I remember years ago where my own personal involvement in the pro-life cause really began, long before Roe v. Wade, when it was then called the movement for the liberalization of abortion law here in New York and California and Hawaii. In the Williamsburg/Bedford-Stuyvesant section of Brooklyn, in St. John the Evangelist Church of which I was pastor, I read an article in Harper's magazine by Ashley Montagu, an anthropologist at Princeton (where does Princeton get these kinds of leaders?). And this article was about what makes a life worth living. And he ran through, as you might imagine, a number of criteria of what constituted a life worth living. Obviously physical health, being in a solid, secure family situation, having economic security and prospects of an educational and career future. I think there were ten or eleven criteria, measures of a life worth living. And I recall it was an Advent Sunday in 1964--I realize I don't look that old--and I was standing at the altar at St. John the Evangelist looking out at the three or four hundred people there attending the liturgy. And I realized, looking over all these black faces of people--almost all very poor--that in Ashley Montagu's judgment not one of them had a life worth living. Not one.
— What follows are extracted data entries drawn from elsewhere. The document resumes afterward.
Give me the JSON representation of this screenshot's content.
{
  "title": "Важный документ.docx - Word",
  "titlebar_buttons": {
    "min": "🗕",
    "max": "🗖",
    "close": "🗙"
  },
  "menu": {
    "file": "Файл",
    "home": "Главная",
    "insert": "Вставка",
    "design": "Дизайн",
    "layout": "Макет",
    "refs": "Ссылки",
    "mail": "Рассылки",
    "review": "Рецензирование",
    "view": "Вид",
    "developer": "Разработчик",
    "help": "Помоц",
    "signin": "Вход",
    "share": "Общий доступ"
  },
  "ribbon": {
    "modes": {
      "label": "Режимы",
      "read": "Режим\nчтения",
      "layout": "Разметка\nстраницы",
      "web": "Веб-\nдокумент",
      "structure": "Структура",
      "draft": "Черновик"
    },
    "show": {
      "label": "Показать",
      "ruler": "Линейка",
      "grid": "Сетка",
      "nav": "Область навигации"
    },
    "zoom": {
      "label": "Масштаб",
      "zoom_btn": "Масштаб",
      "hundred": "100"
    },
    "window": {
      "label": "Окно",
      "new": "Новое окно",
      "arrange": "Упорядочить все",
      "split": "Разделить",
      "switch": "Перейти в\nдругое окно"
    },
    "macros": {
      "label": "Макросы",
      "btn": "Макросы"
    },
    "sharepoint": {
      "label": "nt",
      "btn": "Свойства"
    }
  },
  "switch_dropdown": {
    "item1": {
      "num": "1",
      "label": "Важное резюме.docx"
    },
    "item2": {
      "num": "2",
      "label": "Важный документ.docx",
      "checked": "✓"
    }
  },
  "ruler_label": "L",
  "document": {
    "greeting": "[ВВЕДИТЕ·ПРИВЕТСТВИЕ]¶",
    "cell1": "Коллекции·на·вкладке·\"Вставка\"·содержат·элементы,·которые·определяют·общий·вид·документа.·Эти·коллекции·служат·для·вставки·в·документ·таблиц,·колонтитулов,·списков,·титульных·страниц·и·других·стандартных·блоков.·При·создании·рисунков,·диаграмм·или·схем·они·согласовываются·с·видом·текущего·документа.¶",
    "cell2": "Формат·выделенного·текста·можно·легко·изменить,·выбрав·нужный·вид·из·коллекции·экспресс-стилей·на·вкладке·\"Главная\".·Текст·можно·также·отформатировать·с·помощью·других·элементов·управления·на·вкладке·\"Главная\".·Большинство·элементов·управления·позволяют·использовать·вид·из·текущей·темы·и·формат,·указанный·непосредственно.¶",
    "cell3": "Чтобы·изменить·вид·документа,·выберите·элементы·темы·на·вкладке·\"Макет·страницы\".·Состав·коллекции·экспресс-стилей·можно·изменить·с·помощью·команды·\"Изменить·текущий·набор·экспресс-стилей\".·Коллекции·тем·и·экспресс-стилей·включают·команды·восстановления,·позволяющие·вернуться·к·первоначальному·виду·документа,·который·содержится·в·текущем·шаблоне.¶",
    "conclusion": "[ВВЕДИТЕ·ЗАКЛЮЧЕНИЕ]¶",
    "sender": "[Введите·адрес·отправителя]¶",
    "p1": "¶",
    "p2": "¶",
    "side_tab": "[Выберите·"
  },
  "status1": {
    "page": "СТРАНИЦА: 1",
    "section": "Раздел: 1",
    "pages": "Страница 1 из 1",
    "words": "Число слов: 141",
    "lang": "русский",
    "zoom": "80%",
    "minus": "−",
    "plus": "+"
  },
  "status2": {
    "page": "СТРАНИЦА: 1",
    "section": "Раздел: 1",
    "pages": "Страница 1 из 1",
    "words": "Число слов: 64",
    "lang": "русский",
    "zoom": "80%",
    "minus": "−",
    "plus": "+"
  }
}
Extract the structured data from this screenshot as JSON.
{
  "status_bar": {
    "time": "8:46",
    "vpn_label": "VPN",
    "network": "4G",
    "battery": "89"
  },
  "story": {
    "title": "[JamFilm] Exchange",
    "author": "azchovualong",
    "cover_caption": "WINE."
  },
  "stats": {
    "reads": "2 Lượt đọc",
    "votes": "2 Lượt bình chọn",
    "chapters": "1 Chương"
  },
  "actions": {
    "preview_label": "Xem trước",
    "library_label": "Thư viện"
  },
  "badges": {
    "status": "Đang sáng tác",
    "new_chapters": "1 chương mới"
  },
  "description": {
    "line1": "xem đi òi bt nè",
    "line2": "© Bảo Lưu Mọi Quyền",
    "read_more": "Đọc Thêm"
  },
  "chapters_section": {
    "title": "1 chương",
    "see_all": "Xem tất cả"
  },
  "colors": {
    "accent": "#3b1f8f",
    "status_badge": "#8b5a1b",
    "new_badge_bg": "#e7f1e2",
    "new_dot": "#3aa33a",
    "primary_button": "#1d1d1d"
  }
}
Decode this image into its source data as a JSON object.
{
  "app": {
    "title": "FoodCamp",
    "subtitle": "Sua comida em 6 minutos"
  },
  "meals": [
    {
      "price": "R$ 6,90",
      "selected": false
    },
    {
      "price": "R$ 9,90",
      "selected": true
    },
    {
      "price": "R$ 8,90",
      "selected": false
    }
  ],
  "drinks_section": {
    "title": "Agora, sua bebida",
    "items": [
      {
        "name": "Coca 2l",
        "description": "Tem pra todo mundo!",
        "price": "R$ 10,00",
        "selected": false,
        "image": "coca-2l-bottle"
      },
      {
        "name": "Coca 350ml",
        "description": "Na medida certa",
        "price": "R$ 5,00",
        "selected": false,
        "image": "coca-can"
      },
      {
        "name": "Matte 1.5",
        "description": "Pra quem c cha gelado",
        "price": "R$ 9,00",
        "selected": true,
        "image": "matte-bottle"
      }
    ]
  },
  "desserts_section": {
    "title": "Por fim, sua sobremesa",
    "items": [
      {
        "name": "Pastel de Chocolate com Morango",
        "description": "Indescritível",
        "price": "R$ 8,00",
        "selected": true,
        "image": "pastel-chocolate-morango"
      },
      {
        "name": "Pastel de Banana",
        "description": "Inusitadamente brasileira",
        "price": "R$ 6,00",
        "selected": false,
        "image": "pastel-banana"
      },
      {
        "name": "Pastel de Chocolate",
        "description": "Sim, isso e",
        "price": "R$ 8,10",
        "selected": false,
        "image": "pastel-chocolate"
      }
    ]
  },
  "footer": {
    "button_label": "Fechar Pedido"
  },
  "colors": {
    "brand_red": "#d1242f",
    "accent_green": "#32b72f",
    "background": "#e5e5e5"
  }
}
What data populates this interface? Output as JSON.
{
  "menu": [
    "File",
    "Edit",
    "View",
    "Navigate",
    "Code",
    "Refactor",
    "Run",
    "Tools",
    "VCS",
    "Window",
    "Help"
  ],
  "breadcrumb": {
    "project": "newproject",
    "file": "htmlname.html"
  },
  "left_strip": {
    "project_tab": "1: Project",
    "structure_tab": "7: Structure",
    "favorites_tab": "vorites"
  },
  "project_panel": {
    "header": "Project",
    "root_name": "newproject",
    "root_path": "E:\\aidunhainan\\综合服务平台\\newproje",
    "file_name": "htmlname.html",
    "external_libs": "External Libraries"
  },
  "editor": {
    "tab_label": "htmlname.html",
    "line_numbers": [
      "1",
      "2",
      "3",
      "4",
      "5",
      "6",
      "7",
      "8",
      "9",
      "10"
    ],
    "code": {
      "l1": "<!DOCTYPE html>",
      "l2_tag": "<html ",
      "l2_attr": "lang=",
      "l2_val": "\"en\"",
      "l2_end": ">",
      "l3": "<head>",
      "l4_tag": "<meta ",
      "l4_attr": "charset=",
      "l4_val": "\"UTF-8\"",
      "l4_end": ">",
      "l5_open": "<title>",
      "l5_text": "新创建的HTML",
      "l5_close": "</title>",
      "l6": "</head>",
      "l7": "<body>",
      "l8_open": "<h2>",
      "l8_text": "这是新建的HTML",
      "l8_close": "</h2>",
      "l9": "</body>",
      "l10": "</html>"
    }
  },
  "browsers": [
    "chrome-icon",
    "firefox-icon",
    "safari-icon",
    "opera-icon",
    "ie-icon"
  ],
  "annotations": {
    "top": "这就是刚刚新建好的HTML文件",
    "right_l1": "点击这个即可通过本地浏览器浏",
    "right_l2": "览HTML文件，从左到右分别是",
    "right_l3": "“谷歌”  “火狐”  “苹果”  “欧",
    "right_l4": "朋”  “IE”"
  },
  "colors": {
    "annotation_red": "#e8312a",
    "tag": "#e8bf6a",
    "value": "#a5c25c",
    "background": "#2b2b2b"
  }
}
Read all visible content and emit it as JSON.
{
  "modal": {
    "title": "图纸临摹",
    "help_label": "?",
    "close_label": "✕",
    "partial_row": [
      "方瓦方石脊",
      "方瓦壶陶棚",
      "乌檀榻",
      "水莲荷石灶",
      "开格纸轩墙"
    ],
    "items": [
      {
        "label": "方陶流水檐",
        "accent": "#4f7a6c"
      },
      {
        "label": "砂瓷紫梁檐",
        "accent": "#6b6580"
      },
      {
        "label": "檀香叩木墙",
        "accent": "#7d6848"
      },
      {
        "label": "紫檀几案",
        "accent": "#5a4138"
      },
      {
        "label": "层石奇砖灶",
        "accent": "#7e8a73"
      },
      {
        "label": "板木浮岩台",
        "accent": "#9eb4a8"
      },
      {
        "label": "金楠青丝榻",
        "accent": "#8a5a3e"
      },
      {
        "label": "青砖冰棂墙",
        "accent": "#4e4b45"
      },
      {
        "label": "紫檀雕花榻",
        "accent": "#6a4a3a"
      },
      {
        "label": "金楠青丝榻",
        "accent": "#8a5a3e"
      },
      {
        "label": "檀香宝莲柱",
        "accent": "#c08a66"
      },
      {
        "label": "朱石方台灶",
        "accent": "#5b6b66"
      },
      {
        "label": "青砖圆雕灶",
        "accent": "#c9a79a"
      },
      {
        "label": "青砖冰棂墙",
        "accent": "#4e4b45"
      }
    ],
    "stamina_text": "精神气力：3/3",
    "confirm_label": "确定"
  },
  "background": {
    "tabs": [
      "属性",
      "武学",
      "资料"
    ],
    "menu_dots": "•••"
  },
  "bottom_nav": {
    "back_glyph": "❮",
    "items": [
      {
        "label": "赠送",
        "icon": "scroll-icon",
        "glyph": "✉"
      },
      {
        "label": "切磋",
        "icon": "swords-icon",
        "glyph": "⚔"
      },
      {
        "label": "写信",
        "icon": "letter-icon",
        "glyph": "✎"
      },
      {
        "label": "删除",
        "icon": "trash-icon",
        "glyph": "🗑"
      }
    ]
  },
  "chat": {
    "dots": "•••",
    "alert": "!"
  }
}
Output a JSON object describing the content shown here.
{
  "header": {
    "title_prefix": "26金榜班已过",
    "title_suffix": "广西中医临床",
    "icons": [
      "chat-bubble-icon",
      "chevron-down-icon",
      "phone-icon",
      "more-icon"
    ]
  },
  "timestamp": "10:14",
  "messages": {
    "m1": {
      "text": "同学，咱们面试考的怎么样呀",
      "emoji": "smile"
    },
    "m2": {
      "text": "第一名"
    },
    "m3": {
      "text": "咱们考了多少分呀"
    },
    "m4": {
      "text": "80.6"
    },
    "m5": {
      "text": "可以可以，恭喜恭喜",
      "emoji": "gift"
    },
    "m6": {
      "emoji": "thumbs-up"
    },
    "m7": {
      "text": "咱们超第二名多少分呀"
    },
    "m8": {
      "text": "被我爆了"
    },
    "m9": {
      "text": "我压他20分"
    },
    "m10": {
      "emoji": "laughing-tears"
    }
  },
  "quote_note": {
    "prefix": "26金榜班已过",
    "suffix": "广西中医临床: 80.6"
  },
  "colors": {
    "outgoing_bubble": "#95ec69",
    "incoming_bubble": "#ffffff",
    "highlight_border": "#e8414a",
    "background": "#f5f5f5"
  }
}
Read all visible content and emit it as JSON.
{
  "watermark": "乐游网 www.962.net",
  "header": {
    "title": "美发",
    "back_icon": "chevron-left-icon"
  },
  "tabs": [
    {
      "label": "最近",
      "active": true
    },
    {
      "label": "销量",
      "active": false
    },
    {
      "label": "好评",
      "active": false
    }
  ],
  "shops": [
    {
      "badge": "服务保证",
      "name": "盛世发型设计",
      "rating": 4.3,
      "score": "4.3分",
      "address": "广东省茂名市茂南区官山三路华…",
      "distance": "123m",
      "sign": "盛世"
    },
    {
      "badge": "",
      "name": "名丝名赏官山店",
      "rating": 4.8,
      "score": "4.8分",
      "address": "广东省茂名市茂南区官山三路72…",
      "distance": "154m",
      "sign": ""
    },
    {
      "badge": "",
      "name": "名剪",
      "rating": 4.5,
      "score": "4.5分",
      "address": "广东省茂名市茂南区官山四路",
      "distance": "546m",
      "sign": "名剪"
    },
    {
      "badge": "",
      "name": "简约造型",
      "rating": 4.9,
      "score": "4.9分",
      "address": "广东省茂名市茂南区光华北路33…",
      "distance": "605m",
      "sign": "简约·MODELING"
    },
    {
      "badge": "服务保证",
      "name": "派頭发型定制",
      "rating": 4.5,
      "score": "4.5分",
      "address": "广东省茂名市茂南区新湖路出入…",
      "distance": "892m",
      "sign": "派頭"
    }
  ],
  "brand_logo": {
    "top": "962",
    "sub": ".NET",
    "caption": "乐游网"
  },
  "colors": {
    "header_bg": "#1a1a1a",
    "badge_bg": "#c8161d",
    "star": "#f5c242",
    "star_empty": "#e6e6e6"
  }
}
Not one could meet more than two or three of the criteria, in his view, necessary to a life worth living.

And this--I have to say it--hit me...Kaboom! A great evil is afoot here--What is this man saying? And people who say these things and think this way--what are they saying? They're saying, of course, what anybody should recall if they're at all literate about the history of which we are a part; they're saying that there are very, very large numbers of people living lives that are not worthy of life. And anybody who has any literacy with regard to the times in which we live will recognize that phrase, and where it was used before. Lebensunwertes Leben. Life that is not worthy of life

That brings a number of things to mind, including the thought that I really should get around to reading Paul Johnson's Intellectuals and/or Modern Times.

Gosh, Neuhaus was good; miss him.

One of the things that made Donahue so dangerous was that he touted his Roman Catholic faith at practically every turn. It gave an extra stamp of approval to what he said for many, I think.

Oprah is just such a nice, kind person that whatever she says is taken seriously by her audience because they love her. And she's apparently never met a New Age idea she doesn't like.

Re A confusion deliberately sown by cultural revolutionaries: Yes, and the rapid pace of the societal changes taking place didn't help.